I have a model like this:
class MyModel(models.Model):
status = models.CharField(choices=ChoicesModel.MY_CHOICES, max_length=128, blnk=True, null=True)
I have a separate model with the choices, for a matter of reusability. That works well so far.
Now, on the admin view, I need to show these choices, but in another model's list_display. I have tried many things with no success.
These models are related with a ForeignKey.
So, specifically, I need the parent model list_display, to show the choice made on the child model related by the ForeignKey.

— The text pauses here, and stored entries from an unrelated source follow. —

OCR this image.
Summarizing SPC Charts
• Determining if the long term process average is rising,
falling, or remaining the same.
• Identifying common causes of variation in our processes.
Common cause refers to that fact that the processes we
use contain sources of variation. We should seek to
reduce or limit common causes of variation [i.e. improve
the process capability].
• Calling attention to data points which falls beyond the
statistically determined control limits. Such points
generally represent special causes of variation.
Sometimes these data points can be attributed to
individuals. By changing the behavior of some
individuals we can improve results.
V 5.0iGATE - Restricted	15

The ForeignKey is defined on the child model, so it is related to the parent with this ForeignKey field.
So, how can I read this choice made on the child object from the parent and show it on the list_display of it's parent?
I'm using Django 1.11
EDIT
So far, I've tried with this:
related = models.OneToOneField('ChildModel', null=True, on_delete=models.SET_NULL)
Then, on admin:
def get_child_status(self, obj):
return obj.related.my_choice_field
get_child_status.short_description = 'Child status'
And, of course on my list_display:
list_display = ('field1', 'field2', 'get_child_status')
When I visit the changelist view of the Parent model it throws me:
'NoneType' object has no attribute 'my_choice_field'
EDIT 2
This is the complete traceback:
Traceback (most recent call last):
File "C:\virtualenv\lib\site-packages\django\contrib\admin\utils.py", line 283, in lookup_field
f = _get_non_gfk_field(opts, name)
File "C:\virtualenv\lib\site-packages\django\contrib\admin\utils.py", line 317, in _get_non_gfk_field
field = opts.get_field(name)
File "C:\virtualenv\lib\site-packages\django\db\models\options.py", line 619, in get_field
raise FieldDoesNotExist("%s has no field named '%s'" % (self.object_name, field_name))
django.core.exceptions.FieldDoesNotExist: MyModel has no field named 'get_child_status'